University Of Helsinki Launches New Max Planck Center For Social Inequalities In Population Health
Starting in July, the MaxHel: Max Planck l University of Helsinki Center for Social Inequalities in Population Health aims to uncover the central social processes that generate health inequalities, building on novel conceptual insights and a completely unique data landscape.
“The Center analyzes how social family constellations, genetic factors, and individual social characteristics together produce health inequalities,” says Mikko Myrskylä, Director of the Max Planck Institute for Demographic Research (MPIDR) in Rostock.
A team of 14 postdoctoral researchers and PhD students based in Helsinki and Rostock, Germany, will investigate the causes of social inequalities, the drivers of long-term trends in inequalities, and how these inequalities manifest themselves differently under different macro-level social conditions.
“MaxHel goes beyond standard observational research. We use exceptionally detailed linked family-based data, natural experimental designs, genetically informed social epidemiological data, and advanced dynamic modeling techniques. Uniquely, all these data are currently available at the University of Helsinki,” says Pekka Martikainen, Professor of Demography at the University of Helsinki’s Population Research Unit and the other director of the center.
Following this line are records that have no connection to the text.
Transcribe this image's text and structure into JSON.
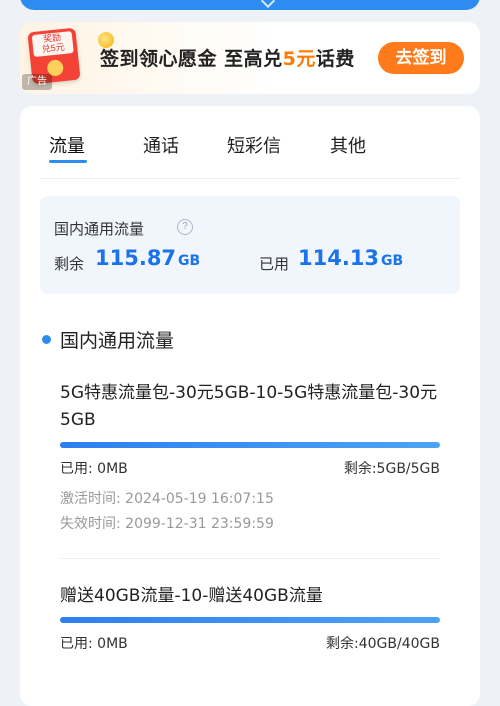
{
  "ad": {
    "coupon_line1": "奖励",
    "coupon_line2": "兑5元",
    "tag": "广告",
    "text_part1": "签到领心愿金 至高兑",
    "text_highlight": "5元",
    "text_part2": "话费",
    "button": "去签到"
  },
  "tabs": [
    "流量",
    "通话",
    "短彩信",
    "其他"
  ],
  "summary": {
    "title": "国内通用流量",
    "info": "?",
    "remain_label": "剩余",
    "remain_value": "115.87",
    "remain_unit": "GB",
    "used_label": "已用",
    "used_value": "114.13",
    "used_unit": "GB"
  },
  "section_title": "国内通用流量",
  "packages": [
    {
      "name": "5G特惠流量包-30元5GB-10-5G特惠流量包-30元5GB",
      "used": "已用: 0MB",
      "remain": "剩余:5GB/5GB",
      "activated": "激活时间: 2024-05-19 16:07:15",
      "expires": "失效时间: 2099-12-31 23:59:59",
      "remaining_fraction": 1.0
    },
    {
      "name": "赠送40GB流量-10-赠送40GB流量",
      "used": "已用: 0MB",
      "remain": "剩余:40GB/40GB",
      "remaining_fraction": 1.0
    }
  ],
  "colors": {
    "accent": "#2d8cf0",
    "value_blue": "#1a73e8",
    "ad_orange": "#ff7a1a"
  }
}
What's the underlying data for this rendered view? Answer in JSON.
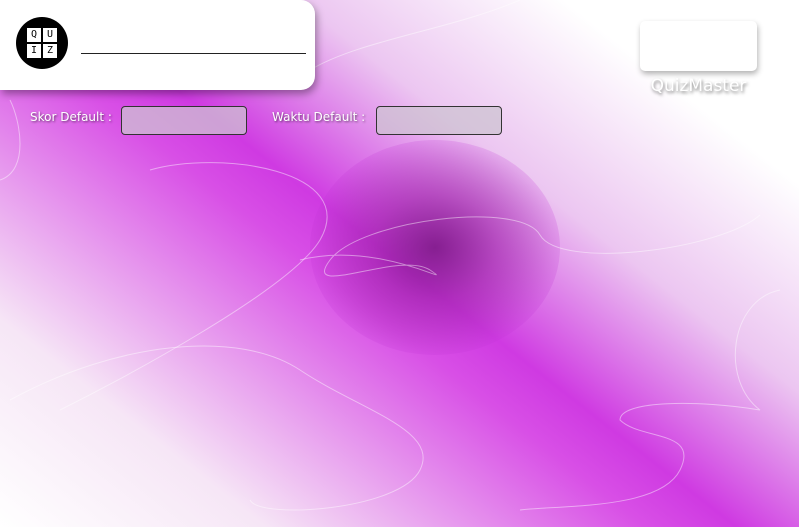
{
  "header": {
    "logo": {
      "icon": "quiz-logo-icon",
      "letters": [
        "Q",
        "U",
        "I",
        "Z"
      ]
    },
    "title_value": ""
  },
  "brand": {
    "button_label": "",
    "name": "QuizMaster"
  },
  "settings": {
    "score_label": "Skor Default :",
    "score_value": "",
    "time_label": "Waktu Default :",
    "time_value": ""
  },
  "colors": {
    "background_accent": "#cf3ae2",
    "background_light": "#ffffff",
    "field_background": "#cdc3d2"
  }
}
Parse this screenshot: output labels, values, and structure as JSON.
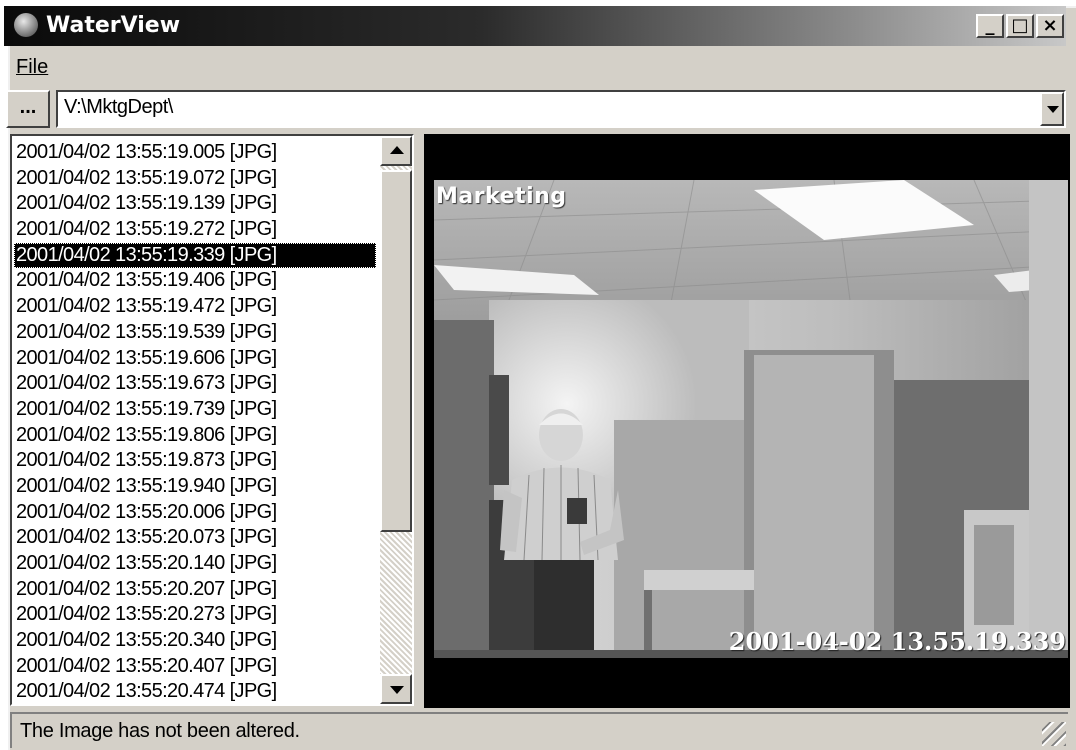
{
  "window": {
    "title": "WaterView"
  },
  "title_buttons": {
    "minimize": "_",
    "maximize": "□",
    "close": "×"
  },
  "menu": {
    "file_label": "File"
  },
  "toolbar": {
    "browse_label": "...",
    "path_value": "V:\\MktgDept\\"
  },
  "file_list": {
    "selected_index": 4,
    "items": [
      "2001/04/02 13:55:19.005 [JPG]",
      "2001/04/02 13:55:19.072 [JPG]",
      "2001/04/02 13:55:19.139 [JPG]",
      "2001/04/02 13:55:19.272 [JPG]",
      "2001/04/02 13:55:19.339 [JPG]",
      "2001/04/02 13:55:19.406 [JPG]",
      "2001/04/02 13:55:19.472 [JPG]",
      "2001/04/02 13:55:19.539 [JPG]",
      "2001/04/02 13:55:19.606 [JPG]",
      "2001/04/02 13:55:19.673 [JPG]",
      "2001/04/02 13:55:19.739 [JPG]",
      "2001/04/02 13:55:19.806 [JPG]",
      "2001/04/02 13:55:19.873 [JPG]",
      "2001/04/02 13:55:19.940 [JPG]",
      "2001/04/02 13:55:20.006 [JPG]",
      "2001/04/02 13:55:20.073 [JPG]",
      "2001/04/02 13:55:20.140 [JPG]",
      "2001/04/02 13:55:20.207 [JPG]",
      "2001/04/02 13:55:20.273 [JPG]",
      "2001/04/02 13:55:20.340 [JPG]",
      "2001/04/02 13:55:20.407 [JPG]",
      "2001/04/02 13:55:20.474 [JPG]"
    ]
  },
  "viewer": {
    "camera_label": "Marketing",
    "overlay_timestamp": "2001-04-02 13.55.19.339"
  },
  "status": {
    "text": "The Image has not been altered."
  }
}
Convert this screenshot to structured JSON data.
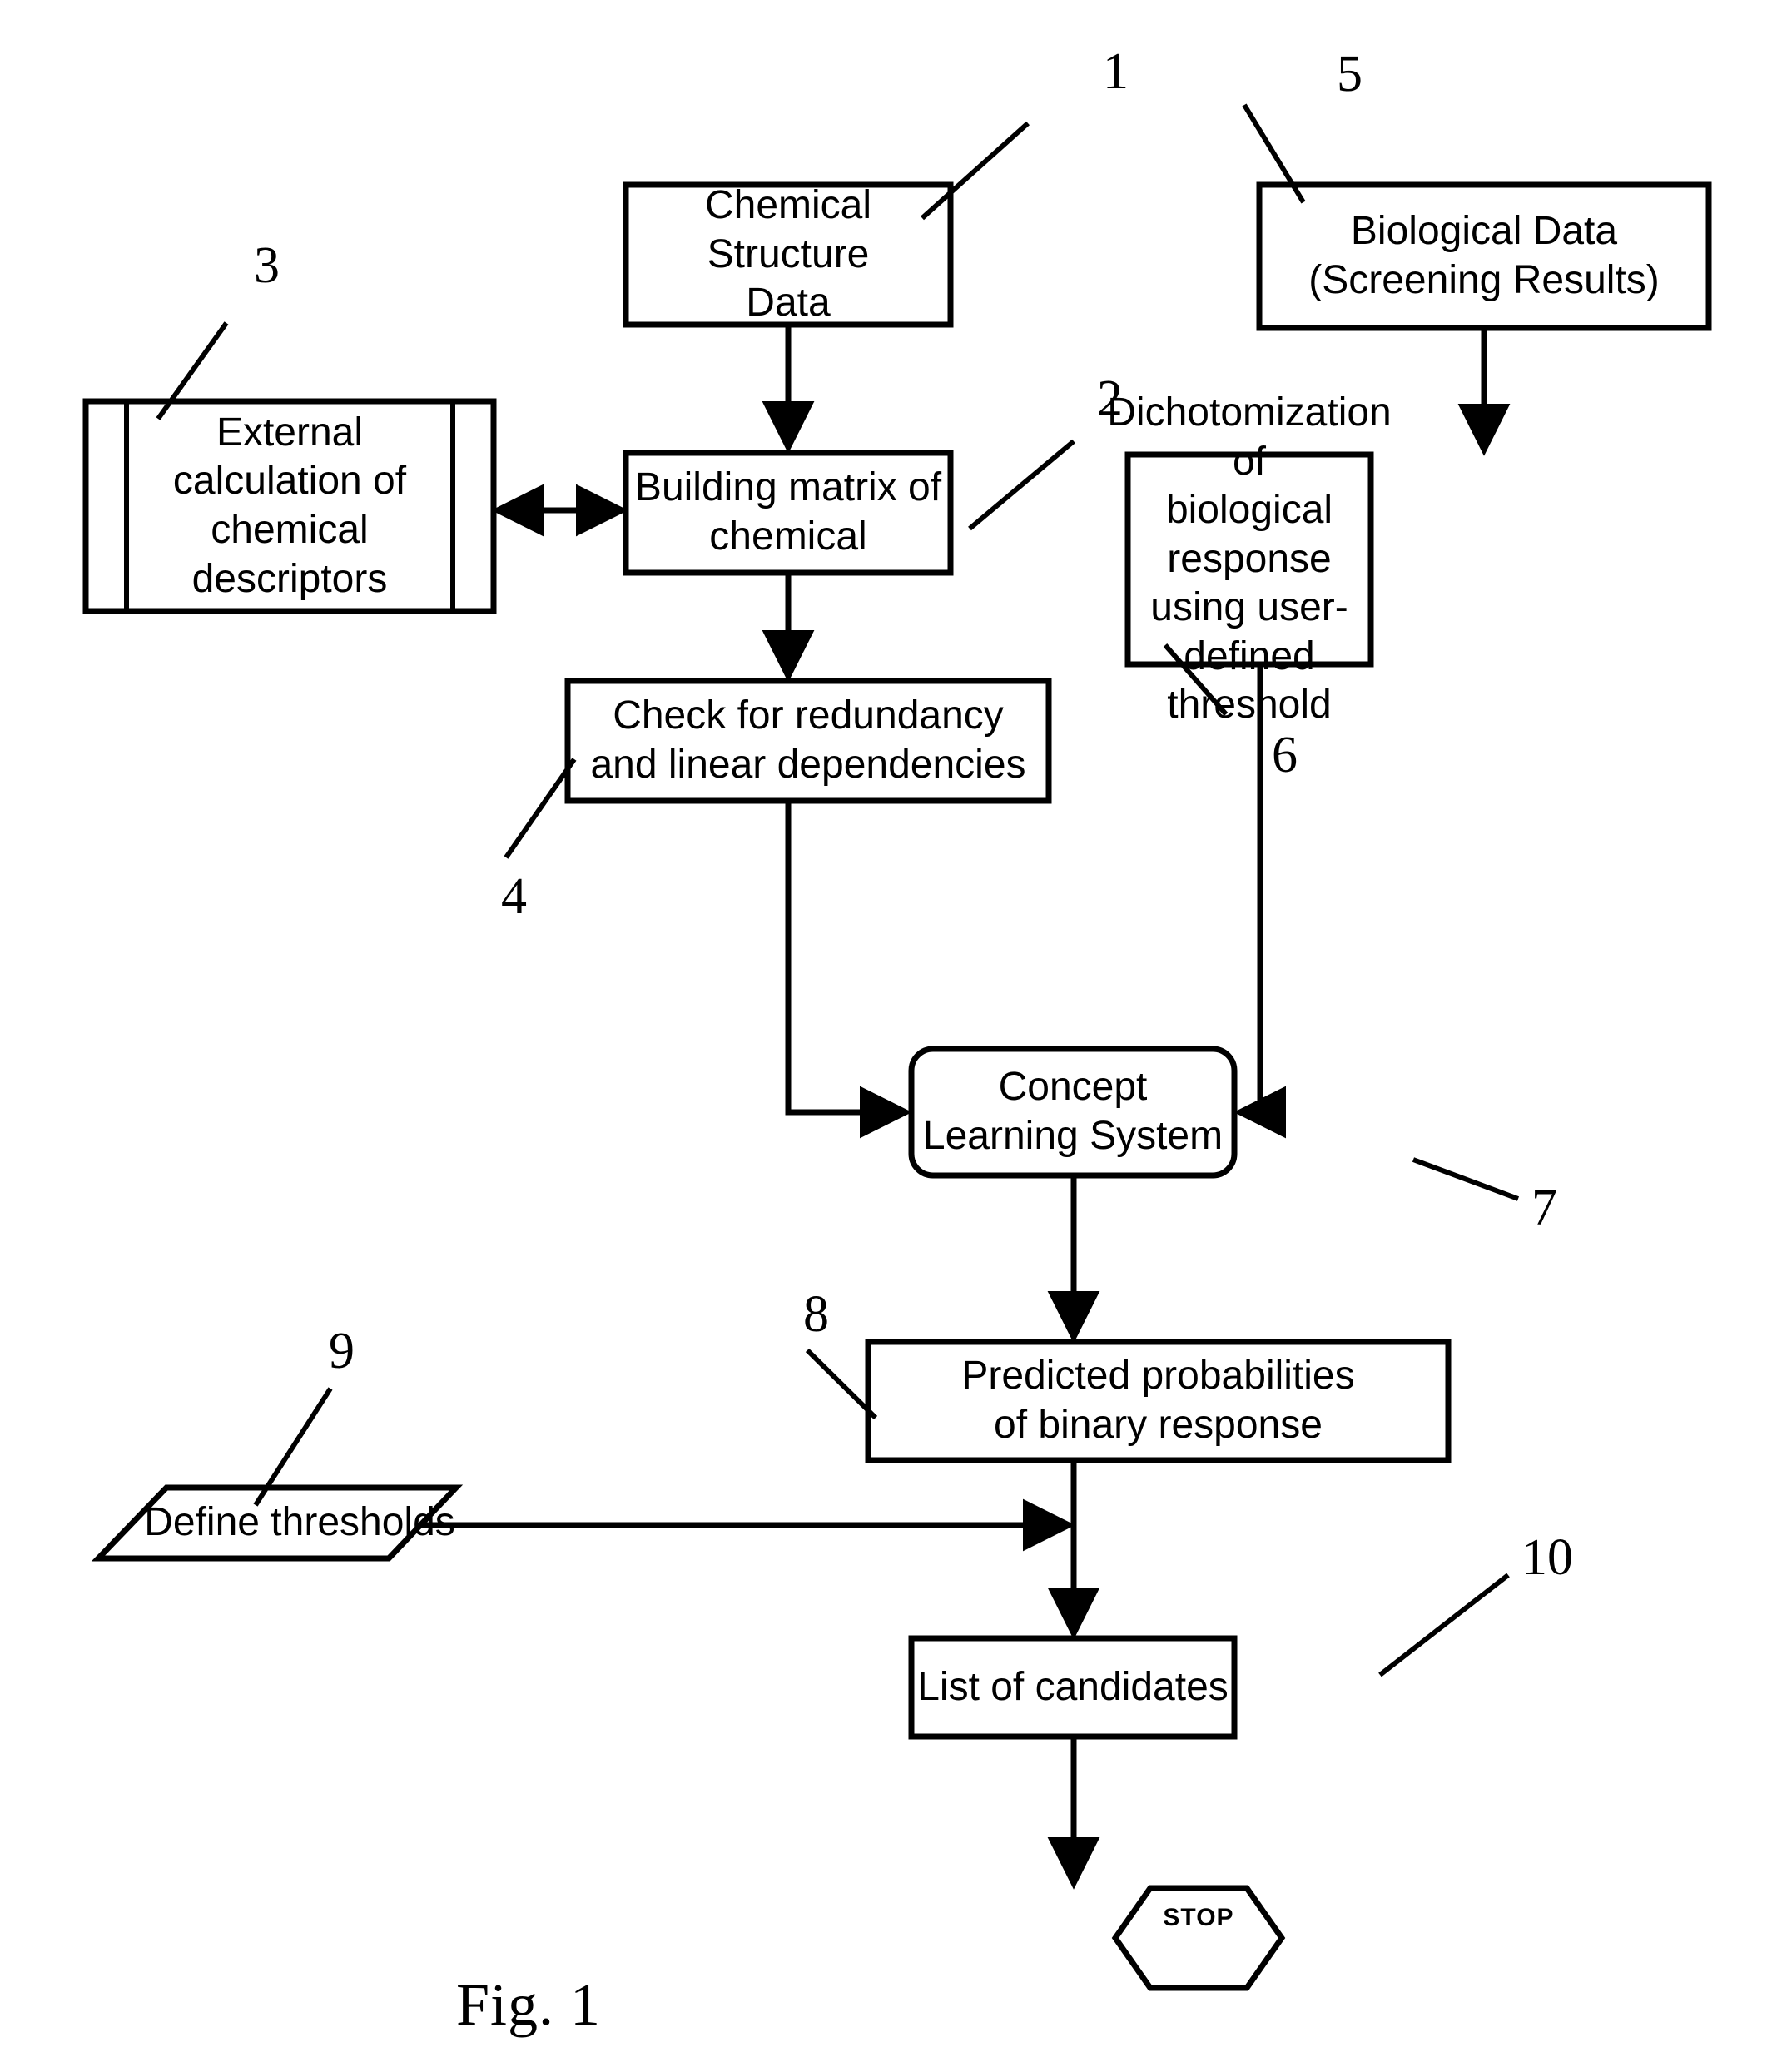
{
  "figure": {
    "caption": "Fig. 1",
    "line_color": "#000000",
    "background_color": "#ffffff"
  },
  "nodes": {
    "chemical_structure_data": {
      "label": "Chemical Structure\nData",
      "ref": "1",
      "shape": "process-rectangle",
      "font_size": 48
    },
    "building_matrix": {
      "label": "Building matrix of\nchemical",
      "ref": "2",
      "shape": "process-rectangle",
      "font_size": 48
    },
    "external_calculation": {
      "label": "External\ncalculation of\nchemical\ndescriptors",
      "ref": "3",
      "shape": "predefined-process",
      "font_size": 48
    },
    "check_redundancy": {
      "label": "Check for redundancy\nand linear dependencies",
      "ref": "4",
      "shape": "process-rectangle",
      "font_size": 48
    },
    "biological_data": {
      "label": "Biological Data\n(Screening Results)",
      "ref": "5",
      "shape": "process-rectangle",
      "font_size": 48
    },
    "dichotomization": {
      "label": "Dichotomization of\nbiological response\nusing user-defined\nthreshold",
      "ref": "6",
      "shape": "process-rectangle",
      "font_size": 48
    },
    "concept_learning_system": {
      "label": "Concept\nLearning System",
      "ref": "7",
      "shape": "rounded-rectangle",
      "font_size": 48
    },
    "predicted_probabilities": {
      "label": "Predicted probabilities\nof binary response",
      "ref": "8",
      "shape": "process-rectangle",
      "font_size": 48
    },
    "define_thresholds": {
      "label": "Define thresholds",
      "ref": "9",
      "shape": "parallelogram-input",
      "font_size": 48
    },
    "list_of_candidates": {
      "label": "List of candidates",
      "ref": "10",
      "shape": "process-rectangle",
      "font_size": 48
    },
    "stop_terminator": {
      "label": "STOP",
      "shape": "hexagon",
      "font_size": 30
    }
  },
  "connectors": [
    {
      "name": "chemical-structure-to-building-matrix",
      "kind": "arrow-down"
    },
    {
      "name": "external-calculation-to-building-matrix",
      "kind": "double-headed-arrow-horizontal"
    },
    {
      "name": "building-matrix-to-check-redundancy",
      "kind": "arrow-down"
    },
    {
      "name": "check-redundancy-to-concept-learning",
      "kind": "elbow-arrow-right"
    },
    {
      "name": "biological-data-to-dichotomization",
      "kind": "arrow-down"
    },
    {
      "name": "dichotomization-to-concept-learning",
      "kind": "elbow-arrow-left"
    },
    {
      "name": "concept-learning-to-predicted-probabilities",
      "kind": "arrow-down"
    },
    {
      "name": "define-thresholds-to-main-flow",
      "kind": "arrow-right"
    },
    {
      "name": "predicted-probabilities-to-list-of-candidates",
      "kind": "arrow-down"
    },
    {
      "name": "list-of-candidates-to-stop",
      "kind": "arrow-down"
    }
  ]
}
In May 2023, a cooperation agreement was signed between the Max Planck Society and the University of Helsinki, both of which contribute to the Center’s budget of more than 5 million euros. Center Directors Myrskylä and Martikainen have successfully raised 2.5 million euros from the Max Planck Society, 2 million euros from the Jane and Aatos Erkko Foundation, 1 million euros from the Helsinki Metropolitan Area, and 0.5 million euros from the University of Helsinki.
The Center’s research agenda is based on four thematic pillars
FAMILY: To assess the causes of long-term changes in health inequalities and to identify the contribution of family social factors and intergenerational interdependencies in the production of social inequalities in health.
GENETIC FACTORS: To estimate the effects of social position on health using genetic information and to assess how genetic associations are mediated or modified by family and social position.
COMPARISONS: to evaluate variations in explanations of social inequalities in health through international comparative research.
METHODS: to advance causal multistate modeling and integrate recent advances in counterfactual analysis from neighboring disciplines to inform analyses in Family, Genetic Factors, Comparisons, and demography and population health research more generally.
The need to better understand the causes of health disparities is more relevant than ever.
“Social inequalities in health and mortality have increased, and the unprecedented health and social consequences of the COVID-19 pandemic may hit the most vulnerable hardest, further exacerbating health disparities,” says Mikko Myrskylä.